Rembrandt walks back to Iomedae. "Do you understand - competition, tournament, rankings?"
"Okay. Today you can shoot just for fun, if you want, or you can try to shoot better than other people to win a prize. That's a competition. If you like, you can test how good you are at shooting, and we can figure out what your ranking should be - that means how good you are compared to other people - and you get a badge for how good you are. So people know you're not a beginner. Do you want to do that?"
"Alright. So we're gonna have you shoot a royal round. That means we use these targets - this way." He walks with Iomedae over to the right end of the range, where there are modern five-ring targets set up at twenty, thirty and forty yards. Each has rings of white, black, blue, red and gold.
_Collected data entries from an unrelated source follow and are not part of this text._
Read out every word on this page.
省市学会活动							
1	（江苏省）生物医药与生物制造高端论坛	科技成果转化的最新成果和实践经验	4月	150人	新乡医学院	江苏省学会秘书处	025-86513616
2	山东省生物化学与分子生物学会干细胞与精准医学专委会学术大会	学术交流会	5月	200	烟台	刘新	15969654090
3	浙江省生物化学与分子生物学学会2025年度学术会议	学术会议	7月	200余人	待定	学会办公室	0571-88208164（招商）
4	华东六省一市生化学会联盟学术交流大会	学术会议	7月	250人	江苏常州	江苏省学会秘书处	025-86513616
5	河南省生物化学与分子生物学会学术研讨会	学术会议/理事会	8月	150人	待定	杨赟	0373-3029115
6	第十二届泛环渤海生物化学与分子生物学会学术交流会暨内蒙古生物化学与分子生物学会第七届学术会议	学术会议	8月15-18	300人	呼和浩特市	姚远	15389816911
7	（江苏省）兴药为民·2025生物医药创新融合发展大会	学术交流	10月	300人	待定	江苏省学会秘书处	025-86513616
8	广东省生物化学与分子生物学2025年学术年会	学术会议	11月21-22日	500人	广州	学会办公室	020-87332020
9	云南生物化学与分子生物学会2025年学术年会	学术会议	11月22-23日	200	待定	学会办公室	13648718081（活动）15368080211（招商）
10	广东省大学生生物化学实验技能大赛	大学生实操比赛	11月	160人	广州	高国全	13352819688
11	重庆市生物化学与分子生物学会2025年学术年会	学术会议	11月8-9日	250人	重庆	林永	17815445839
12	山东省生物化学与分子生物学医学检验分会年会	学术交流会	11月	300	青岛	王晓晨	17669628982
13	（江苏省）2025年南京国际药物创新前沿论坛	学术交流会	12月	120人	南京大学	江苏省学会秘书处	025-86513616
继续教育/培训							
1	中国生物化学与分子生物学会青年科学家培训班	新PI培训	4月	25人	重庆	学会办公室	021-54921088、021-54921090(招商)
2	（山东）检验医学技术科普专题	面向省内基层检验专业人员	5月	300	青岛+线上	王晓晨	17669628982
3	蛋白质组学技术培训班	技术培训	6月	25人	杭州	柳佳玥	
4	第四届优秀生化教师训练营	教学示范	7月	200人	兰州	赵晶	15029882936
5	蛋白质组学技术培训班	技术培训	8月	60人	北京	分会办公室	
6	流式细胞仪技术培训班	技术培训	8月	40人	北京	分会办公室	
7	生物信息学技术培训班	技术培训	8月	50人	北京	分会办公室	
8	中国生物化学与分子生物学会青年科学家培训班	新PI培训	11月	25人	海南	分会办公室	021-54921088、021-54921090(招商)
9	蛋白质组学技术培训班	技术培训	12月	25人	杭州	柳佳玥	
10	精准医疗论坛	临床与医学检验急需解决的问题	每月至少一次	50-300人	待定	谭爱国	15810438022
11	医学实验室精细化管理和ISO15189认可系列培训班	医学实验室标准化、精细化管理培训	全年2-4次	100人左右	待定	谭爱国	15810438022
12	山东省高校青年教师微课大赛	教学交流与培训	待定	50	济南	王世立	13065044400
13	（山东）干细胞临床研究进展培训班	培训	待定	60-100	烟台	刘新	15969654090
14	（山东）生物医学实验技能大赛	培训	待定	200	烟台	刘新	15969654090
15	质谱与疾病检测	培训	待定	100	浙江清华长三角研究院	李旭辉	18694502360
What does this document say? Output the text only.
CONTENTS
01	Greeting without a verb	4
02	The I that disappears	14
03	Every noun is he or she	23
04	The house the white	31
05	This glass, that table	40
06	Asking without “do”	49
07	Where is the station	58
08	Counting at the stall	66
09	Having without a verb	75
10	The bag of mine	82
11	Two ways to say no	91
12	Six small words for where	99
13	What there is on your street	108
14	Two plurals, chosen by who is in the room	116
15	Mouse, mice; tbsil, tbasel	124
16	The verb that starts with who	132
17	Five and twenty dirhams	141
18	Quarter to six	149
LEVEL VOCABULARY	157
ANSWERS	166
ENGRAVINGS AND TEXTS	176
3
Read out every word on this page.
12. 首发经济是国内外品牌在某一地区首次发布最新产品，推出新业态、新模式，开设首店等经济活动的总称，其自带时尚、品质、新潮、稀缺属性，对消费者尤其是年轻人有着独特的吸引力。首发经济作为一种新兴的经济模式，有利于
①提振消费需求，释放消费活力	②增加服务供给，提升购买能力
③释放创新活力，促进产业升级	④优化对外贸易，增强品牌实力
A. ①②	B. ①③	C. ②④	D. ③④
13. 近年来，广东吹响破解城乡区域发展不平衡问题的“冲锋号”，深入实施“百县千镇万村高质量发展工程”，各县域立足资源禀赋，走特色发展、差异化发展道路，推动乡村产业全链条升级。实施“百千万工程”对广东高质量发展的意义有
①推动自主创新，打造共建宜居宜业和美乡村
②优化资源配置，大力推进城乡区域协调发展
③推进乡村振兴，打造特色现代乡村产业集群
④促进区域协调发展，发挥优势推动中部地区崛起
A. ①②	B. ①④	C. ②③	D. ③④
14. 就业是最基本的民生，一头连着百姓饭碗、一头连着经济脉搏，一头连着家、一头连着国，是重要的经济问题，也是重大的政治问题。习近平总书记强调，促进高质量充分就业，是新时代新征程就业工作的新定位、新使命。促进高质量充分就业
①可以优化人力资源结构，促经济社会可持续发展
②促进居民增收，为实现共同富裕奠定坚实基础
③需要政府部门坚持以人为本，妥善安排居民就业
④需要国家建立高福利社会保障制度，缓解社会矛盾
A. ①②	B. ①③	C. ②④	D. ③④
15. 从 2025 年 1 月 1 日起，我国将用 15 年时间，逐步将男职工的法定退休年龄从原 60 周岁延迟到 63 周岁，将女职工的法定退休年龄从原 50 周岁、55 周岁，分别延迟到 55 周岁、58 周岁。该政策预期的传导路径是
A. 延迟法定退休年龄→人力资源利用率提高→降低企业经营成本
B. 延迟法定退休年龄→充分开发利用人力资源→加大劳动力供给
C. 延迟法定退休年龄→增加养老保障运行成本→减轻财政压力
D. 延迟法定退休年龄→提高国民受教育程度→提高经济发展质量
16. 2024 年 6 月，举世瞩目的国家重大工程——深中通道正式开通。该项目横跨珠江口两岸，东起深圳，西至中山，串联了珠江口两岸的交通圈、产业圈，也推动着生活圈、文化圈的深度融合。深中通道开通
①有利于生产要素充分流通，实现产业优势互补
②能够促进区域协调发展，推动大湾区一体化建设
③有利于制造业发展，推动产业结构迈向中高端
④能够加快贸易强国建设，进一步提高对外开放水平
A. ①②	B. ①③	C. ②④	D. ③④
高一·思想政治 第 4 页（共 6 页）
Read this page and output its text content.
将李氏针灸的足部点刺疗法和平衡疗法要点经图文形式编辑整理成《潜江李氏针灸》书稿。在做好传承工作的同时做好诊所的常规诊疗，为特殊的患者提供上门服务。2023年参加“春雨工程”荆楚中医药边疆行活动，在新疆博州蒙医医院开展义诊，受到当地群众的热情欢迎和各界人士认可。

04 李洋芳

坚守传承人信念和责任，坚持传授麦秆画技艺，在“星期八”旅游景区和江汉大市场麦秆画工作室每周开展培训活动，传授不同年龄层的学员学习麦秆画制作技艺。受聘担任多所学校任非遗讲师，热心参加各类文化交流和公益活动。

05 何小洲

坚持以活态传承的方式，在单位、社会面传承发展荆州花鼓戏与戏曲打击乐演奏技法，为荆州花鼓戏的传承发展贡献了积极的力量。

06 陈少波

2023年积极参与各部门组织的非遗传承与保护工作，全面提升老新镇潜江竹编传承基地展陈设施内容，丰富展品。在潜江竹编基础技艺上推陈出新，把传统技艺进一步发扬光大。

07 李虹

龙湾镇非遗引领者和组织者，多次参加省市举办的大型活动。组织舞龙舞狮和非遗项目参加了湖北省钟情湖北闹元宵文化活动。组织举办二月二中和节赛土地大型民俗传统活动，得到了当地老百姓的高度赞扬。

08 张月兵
"You get six arrows to shoot the first target, then six to shoot the second, then six to shoot the third. Then we do a timed round where you have thirty seconds to shoot as many as you can. Five points if you hit yellow, four for red, three for blue, two for black and one for white. That make sense?"
They're still waiting for others to be done before Iomedae can retrieve arrows.
"I do not know English sir but - shoot better is better, I know that?" Iomedae hasn't seen a painted-rings target before but the concept is obvious - you try to hit the center, and the painted rings make it apparent how much you missed by so that you can adjust your aim. It is clever and it makes sense the way few things in America make sense. It is clear why you would invent it and how people would be served by it.
“Six.” It sounds like the Spanish so she actually does remember that one, though she can’t count to it. “Six arrows.”
"Yes. After we retrieve arrows, you can shoot six arrows at this close target. Don't change targets until after you shot six, okay?"
"Last arrow!" Joy calls.
"Six, at this target." For a contest of skill, in which she can show that she can shoot as a man can. Her face is full of determination and she is holding the bow like it is the most precious thing she's ever touched.
"Yes. And you take as long as you like to shoot them. Later we have a timed round, but not this round."
Joy calls, "Bows down! Retrieve arrows!"
Rembrandt gestures for Iomedae to go fetch his arrows back. "If any are broken, just show me, I'll replace them."